Косоворотов допечатал последнюю страницу приказа и выглянул в окно. То, что он увидел там, по всей видимости, не обрадовало его. Печально посмотрев на себя в осколок зеркала, висевший на стене, Косоворотов машинально оправил гимнастёрку и вышел во двор казармы. Там, вполголоса матерясь, копался в двигателе рядовой Костомолоцкий. Рядом ковырял спичкой в зубах сержант Рожин, равнодушно наблюдая за его работой. Косоворотов вперил взгляд в небо и, сняв пилотку, оттёр испарину со лба.
Всё заставляло трепетать его - разбойничьий свист ветра, зловещие огоньки в доме для вольнонаёмных напротив, образующие пентограмму, исполненную потаённым сатанинским смыслом, безхвостый чёрный кот, прошмыгнувший у ног. Своими глазами видел он, как вздрогнул днём капитан Подлеталов, когда обнаружил увеличенную печень у цыплёнка в своей тарелке. Рассказывали, что у прапорщика Полищука родился двухголовый телёнок со звездой Давида на лбу. На помойке расцвела вдруг столетняя, как утверждали старики, яблоня, и мало того - забеременела согнутая как московский калач и ссохшаяся, словно забытая в холодильнике сосиска, уборщица Ефремова шестидесяти двух годков от роду. Уму ленивому и малонаблюдательному всё это показалось бы бессмысленным нагромождением хоть и странных, но, в общем-то, ни о чём не говорящих фактов - однако Косоворотов знал твёрдо: близится час невиданных испытаний, ибо в мир сей посланы для избранных особые знаки, сиречь знамения.

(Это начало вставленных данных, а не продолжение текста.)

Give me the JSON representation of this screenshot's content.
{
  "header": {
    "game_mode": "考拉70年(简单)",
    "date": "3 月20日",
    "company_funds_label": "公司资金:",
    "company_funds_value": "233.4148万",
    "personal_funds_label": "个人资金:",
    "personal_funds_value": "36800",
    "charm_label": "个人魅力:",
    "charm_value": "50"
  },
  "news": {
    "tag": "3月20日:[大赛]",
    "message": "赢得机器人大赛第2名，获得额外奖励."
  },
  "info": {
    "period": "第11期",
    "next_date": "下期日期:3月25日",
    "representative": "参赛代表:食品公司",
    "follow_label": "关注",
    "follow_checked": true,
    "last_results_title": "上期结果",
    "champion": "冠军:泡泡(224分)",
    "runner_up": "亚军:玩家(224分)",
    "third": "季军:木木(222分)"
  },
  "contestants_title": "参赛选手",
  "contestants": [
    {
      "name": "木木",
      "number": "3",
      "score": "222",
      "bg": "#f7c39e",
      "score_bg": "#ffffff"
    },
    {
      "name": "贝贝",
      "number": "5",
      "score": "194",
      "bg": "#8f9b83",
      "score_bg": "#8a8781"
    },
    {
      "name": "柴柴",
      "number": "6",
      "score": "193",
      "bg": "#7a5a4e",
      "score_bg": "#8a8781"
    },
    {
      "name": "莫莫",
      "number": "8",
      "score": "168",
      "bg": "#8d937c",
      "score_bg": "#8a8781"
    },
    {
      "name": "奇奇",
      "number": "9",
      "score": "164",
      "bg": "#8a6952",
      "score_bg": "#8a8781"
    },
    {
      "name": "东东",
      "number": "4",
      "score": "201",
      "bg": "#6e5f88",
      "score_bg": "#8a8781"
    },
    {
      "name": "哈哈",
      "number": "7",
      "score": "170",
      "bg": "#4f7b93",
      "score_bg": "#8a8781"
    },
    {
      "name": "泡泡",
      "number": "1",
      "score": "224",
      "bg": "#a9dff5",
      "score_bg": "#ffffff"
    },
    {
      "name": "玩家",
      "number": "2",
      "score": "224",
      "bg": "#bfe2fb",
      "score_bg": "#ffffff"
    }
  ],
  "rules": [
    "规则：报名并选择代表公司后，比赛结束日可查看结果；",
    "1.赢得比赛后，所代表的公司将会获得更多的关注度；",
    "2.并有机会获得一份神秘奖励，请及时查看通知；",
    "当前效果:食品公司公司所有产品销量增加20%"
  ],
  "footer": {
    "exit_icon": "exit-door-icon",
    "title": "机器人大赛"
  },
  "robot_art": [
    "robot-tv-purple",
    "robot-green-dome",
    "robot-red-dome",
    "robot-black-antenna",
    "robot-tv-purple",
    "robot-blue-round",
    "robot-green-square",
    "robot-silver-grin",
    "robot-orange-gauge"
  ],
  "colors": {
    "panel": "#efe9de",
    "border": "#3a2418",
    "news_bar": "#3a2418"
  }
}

По-новому оглядел он себя, осеняя чело крещением трёхперстным. С утра одета чистая рубаха, на груди - крест и образок, за пазухой упрятан заботливо осиновый кол, в карманах лежит чеснок, облатки и святая вода. В губной избе оставлено письмо родителям с просьбой не поминать лихом раба божьего Вольдемара, а коли не дождутся его домой к следующей весне, то пусть в память о нём срубят деревянную церквушку на берегах Волги-реки. Особое наставление было дано отроку христианнейшему Александру, Косоворотову сыну, в честь святого заступника земли Русской равноапостольного князя Невского названного: пусть- де названный отрок перестанет тешить свою утробу обжорствами непомерными, ибо сие есть грех смертный, грех чревоугодия; для спасения же души пусть отрок сей раздаст имение своё нищим и, облачившись в вериги, отправится наставлять на путь истинный нечестивую Чечню да Кабарду. Не было забыто и славное наше воинство: сержанту Кошкарёву останутся почти новые сапоги, прапорщику Козлову - отличный мохеровый шарф, ефрейтору Бабаджанову - утеплённые кальсоны, так что не раз ещё, собравшись вместе, помянут они камрада Косоворотова тёплым словом.

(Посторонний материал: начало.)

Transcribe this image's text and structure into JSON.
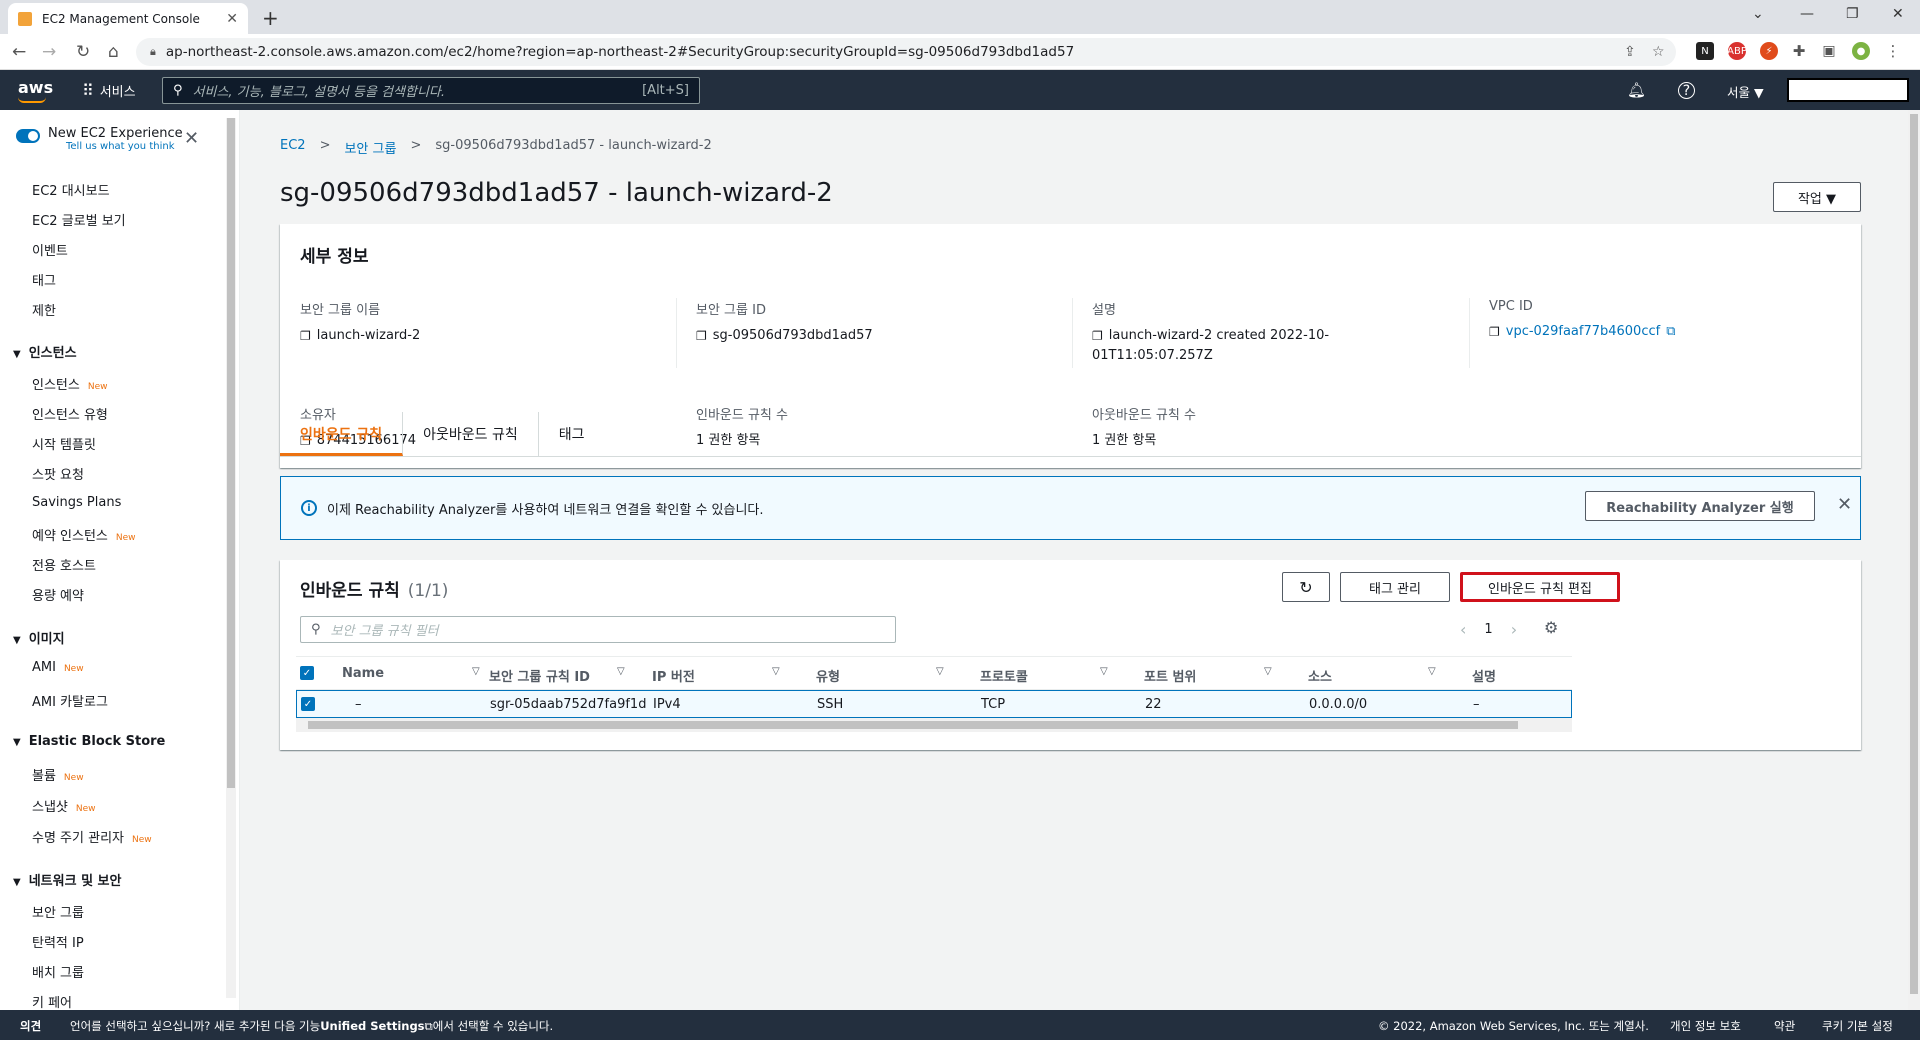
{
  "browser": {
    "tab_title": "EC2 Management Console",
    "url": "ap-northeast-2.console.aws.amazon.com/ec2/home?region=ap-northeast-2#SecurityGroup:securityGroupId=sg-09506d793dbd1ad57"
  },
  "aws_header": {
    "logo": "aws",
    "services_label": "서비스",
    "search_placeholder": "서비스, 기능, 블로그, 설명서 등을 검색합니다.",
    "search_shortcut": "[Alt+S]",
    "region": "서울 ▼"
  },
  "sidebar": {
    "new_experience_title": "New EC2 Experience",
    "new_experience_sub": "Tell us what you think",
    "top_items": [
      "EC2 대시보드",
      "EC2 글로벌 보기",
      "이벤트",
      "태그",
      "제한"
    ],
    "sections": [
      {
        "title": "인스턴스",
        "items": [
          {
            "label": "인스턴스",
            "badge": "New"
          },
          {
            "label": "인스턴스 유형",
            "badge": ""
          },
          {
            "label": "시작 템플릿",
            "badge": ""
          },
          {
            "label": "스팟 요청",
            "badge": ""
          },
          {
            "label": "Savings Plans",
            "badge": ""
          },
          {
            "label": "예약 인스턴스",
            "badge": "New"
          },
          {
            "label": "전용 호스트",
            "badge": ""
          },
          {
            "label": "용량 예약",
            "badge": ""
          }
        ]
      },
      {
        "title": "이미지",
        "items": [
          {
            "label": "AMI",
            "badge": "New"
          },
          {
            "label": "AMI 카탈로그",
            "badge": ""
          }
        ]
      },
      {
        "title": "Elastic Block Store",
        "items": [
          {
            "label": "볼륨",
            "badge": "New"
          },
          {
            "label": "스냅샷",
            "badge": "New"
          },
          {
            "label": "수명 주기 관리자",
            "badge": "New"
          }
        ]
      },
      {
        "title": "네트워크 및 보안",
        "items": [
          {
            "label": "보안 그룹",
            "badge": ""
          },
          {
            "label": "탄력적 IP",
            "badge": ""
          },
          {
            "label": "배치 그룹",
            "badge": ""
          },
          {
            "label": "키 페어",
            "badge": ""
          }
        ]
      }
    ]
  },
  "breadcrumb": {
    "c1": "EC2",
    "c2": "보안 그룹",
    "c3": "sg-09506d793dbd1ad57 - launch-wizard-2",
    "sep": ">"
  },
  "page_title": "sg-09506d793dbd1ad57 - launch-wizard-2",
  "actions_label": "작업 ▼",
  "details": {
    "header": "세부 정보",
    "sg_name_label": "보안 그룹 이름",
    "sg_name": "launch-wizard-2",
    "sg_id_label": "보안 그룹 ID",
    "sg_id": "sg-09506d793dbd1ad57",
    "desc_label": "설명",
    "desc_line1": "launch-wizard-2 created 2022-10-",
    "desc_line2": "01T11:05:07.257Z",
    "vpc_label": "VPC ID",
    "vpc_id": "vpc-029faaf77b4600ccf",
    "owner_label": "소유자",
    "owner": "874415166174",
    "inbound_count_label": "인바운드 규칙 수",
    "inbound_count": "1 권한 항목",
    "outbound_count_label": "아웃바운드 규칙 수",
    "outbound_count": "1 권한 항목"
  },
  "tabs": [
    "인바운드 규칙",
    "아웃바운드 규칙",
    "태그"
  ],
  "info_banner": {
    "text": "이제 Reachability Analyzer를 사용하여 네트워크 연결을 확인할 수 있습니다.",
    "button": "Reachability Analyzer 실행"
  },
  "rules": {
    "title": "인바운드 규칙",
    "count": "(1/1)",
    "manage_tags": "태그 관리",
    "edit_rules": "인바운드 규칙 편집",
    "filter_placeholder": "보안 그룹 규칙 필터",
    "page": "1",
    "columns": [
      "Name",
      "보안 그룹 규칙 ID",
      "IP 버전",
      "유형",
      "프로토콜",
      "포트 범위",
      "소스",
      "설명"
    ],
    "row": [
      "–",
      "sgr-05daab752d7fa9f1d",
      "IPv4",
      "SSH",
      "TCP",
      "22",
      "0.0.0.0/0",
      "–"
    ]
  },
  "footer": {
    "feedback": "의견",
    "lang_text": "언어를 선택하고 싶으십니까? 새로 추가된 다음 기능",
    "unified": "Unified Settings",
    "lang_text2": "에서 선택할 수 있습니다.",
    "copyright": "© 2022, Amazon Web Services, Inc. 또는 계열사.",
    "privacy": "개인 정보 보호",
    "terms": "약관",
    "cookies": "쿠키 기본 설정"
  }
}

Да, верно помянут, и не раз ещё, ибо опустится скоро ночь, и отряд их выедет на задание, рассекая фарами непроглядную мглу, где прячутся по оврагам да лесным опушкам, истошно воя, шакалы империализма, роют когтями землю бешеные псы милитаризма, злобно глядя налитыми кровью глазами на страну социализма - и так страшен этот взгляд, что падают замертво дети; щёлкают зубами акулы ревизионизма, шевелят угрожающе щупальцами спруты монополистического капитала. И, может так случится, оборвёт шальная пуля жизнь солдата. Не ходить тогда ему больше по деревне с гармошкой, не водить хороводов; ядрёных, крепких девок не валять по лесным полянам, не читать им под ласковым звёздным небом стихов Есенина и Маршака. Утром не сядет он на свой комбайн, не даст, перевыполняя план, стране зерна, не обольётся вечером, вытащив из колодца ведро ледяной, словно из родника, воды, не пойдёт чинить плетни да заборы вдовам да старушкам, на чьих калитках виднеются красные звёзды. И ещё...эх, да много чего он сделает, сраженный вражеской пулей, и одно только в последнюю минуту земного бытия будет у бойца желание - чтобы на фотографии, что положат на его скромную солдатскую могилку, были с ним его боевые товарищи.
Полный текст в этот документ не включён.